Wednesday, June 24, 2009

Two excellent pieces.

I've received my copy of the latest edition of The Objectivist Standard and I couldn't resist recommending two excellent articles in it.

The first is "Justice Holmes and the Empty Constitution" by Thomas A. Bowden [accessible for free]. It surveys the dissenting opinion of Justice Oliver Wendell Holmes Jr. in the case of Lochner v. New York. The article introduces the reader to early 20th century New York and the Bakeshop Act of 1895. The case challenges one of the first few regulations that were set on bakery shop owners. "The Act made it a crime for the owner of a bakeshop to allow a laborer to work more than 10 hours in one day, or more than 60 hours in one week." Lochner, a bakery owner was found guilty for violating the provisions of the said law. He decided to challenge it on the ground that his contract rights were being violated. Although his claim was rejected by the lower Courts, it was upheld by the Supreme Court -- on fickle grounds conceding the principle of liberty. Justice Holmes reframed the issue and asked a more fundamental question: What if, the constitution doesn't specify the relationship between the State and the individual itself? As he saw it, it is the opinion of the majority that subjectively shapes and shifts the law and that the constitution does not support any political theory.

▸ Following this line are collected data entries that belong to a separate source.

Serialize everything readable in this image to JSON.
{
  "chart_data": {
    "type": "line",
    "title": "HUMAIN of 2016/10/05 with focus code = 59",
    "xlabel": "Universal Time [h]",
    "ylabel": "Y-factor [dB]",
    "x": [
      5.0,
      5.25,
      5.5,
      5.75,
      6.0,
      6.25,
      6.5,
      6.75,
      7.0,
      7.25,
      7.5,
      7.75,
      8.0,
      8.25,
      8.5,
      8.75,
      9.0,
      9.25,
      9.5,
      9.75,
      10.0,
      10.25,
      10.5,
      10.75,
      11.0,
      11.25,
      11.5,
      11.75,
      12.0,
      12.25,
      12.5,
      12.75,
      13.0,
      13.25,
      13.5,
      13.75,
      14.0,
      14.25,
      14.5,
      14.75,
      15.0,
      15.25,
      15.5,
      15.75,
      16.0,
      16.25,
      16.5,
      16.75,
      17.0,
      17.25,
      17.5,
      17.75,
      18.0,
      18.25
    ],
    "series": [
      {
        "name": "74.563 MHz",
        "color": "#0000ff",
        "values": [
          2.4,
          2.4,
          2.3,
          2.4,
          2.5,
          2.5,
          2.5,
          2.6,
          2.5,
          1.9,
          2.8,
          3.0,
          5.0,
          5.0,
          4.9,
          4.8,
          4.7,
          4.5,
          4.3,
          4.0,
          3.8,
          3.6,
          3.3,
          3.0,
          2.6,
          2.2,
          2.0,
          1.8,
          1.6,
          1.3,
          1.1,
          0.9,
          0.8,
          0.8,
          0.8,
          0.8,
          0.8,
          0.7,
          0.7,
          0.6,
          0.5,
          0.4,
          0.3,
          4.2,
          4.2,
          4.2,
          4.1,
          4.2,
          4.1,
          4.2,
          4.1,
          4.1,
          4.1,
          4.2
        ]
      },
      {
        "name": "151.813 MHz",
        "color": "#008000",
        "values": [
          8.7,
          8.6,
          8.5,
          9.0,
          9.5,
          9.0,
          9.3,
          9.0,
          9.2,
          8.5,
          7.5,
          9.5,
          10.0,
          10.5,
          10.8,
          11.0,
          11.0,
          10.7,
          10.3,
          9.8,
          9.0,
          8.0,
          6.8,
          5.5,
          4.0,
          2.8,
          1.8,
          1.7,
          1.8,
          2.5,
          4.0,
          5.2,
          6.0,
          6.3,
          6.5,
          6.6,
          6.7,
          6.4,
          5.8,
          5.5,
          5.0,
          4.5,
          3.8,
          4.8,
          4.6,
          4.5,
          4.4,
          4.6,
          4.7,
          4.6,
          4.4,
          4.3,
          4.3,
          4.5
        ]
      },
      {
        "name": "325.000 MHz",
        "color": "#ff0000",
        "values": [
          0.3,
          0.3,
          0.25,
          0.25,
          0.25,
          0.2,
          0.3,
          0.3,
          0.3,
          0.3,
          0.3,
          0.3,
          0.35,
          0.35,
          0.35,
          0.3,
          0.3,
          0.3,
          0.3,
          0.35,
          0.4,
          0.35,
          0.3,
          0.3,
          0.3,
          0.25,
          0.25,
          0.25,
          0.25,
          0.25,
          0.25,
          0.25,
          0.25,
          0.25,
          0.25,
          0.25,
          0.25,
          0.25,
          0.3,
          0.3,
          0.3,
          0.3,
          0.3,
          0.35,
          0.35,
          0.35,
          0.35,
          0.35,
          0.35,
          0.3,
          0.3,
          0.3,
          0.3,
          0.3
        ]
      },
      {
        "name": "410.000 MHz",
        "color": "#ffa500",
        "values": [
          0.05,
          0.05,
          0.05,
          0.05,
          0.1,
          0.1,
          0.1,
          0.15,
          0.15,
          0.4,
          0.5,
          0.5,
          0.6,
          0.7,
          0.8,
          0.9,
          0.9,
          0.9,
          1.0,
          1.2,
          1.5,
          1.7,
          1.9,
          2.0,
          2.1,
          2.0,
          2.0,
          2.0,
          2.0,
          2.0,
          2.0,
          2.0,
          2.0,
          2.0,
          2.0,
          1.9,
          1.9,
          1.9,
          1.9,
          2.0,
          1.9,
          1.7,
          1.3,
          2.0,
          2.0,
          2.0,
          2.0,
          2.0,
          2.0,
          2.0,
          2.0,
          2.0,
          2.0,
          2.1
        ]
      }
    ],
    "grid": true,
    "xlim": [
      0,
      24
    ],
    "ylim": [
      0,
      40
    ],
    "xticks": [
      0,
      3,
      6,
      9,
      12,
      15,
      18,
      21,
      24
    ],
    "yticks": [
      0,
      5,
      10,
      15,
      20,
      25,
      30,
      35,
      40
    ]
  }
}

Each time, the validity of the constitution is thwarted for the opinions of the majority, I find myself asking, "What is the whole point of writing a constitution in the first place?" The purpose of a constitution is to limit the power of the majority -- to make sure that democracy or mob-rule does not exist. To claim that a constitution does not limit the power of the government is absurd; it means annihilating the essence of the document while retaining the word. It is absurd to deny that Americans do not have individual rights even when the right to life, liberty, property and the pursuit of happiness are clearly enumerated.

I highly recommend the article or maybe it is the fact that I am a law student that I could not let it pass without mention.

The interview I recommend is, "An Interview with a "Capitalist Pig" Jonathan Hoenig on Hedge Funds, the Economic Crisis and the Future of America". Until I'd read this interview, I had absolutely no idea what a hedge fund was and never really understood what "speculating" was all about. Although it is relatively easy to prove that the financial mess was not caused by capitalism (thanks to Yaron Brook), it gets pretty tough to really understand and comprehend the articles and posts that delve deep into the economic crisis. However, this interview is free of such jargon and makes for an excellent introductory piece to a layman.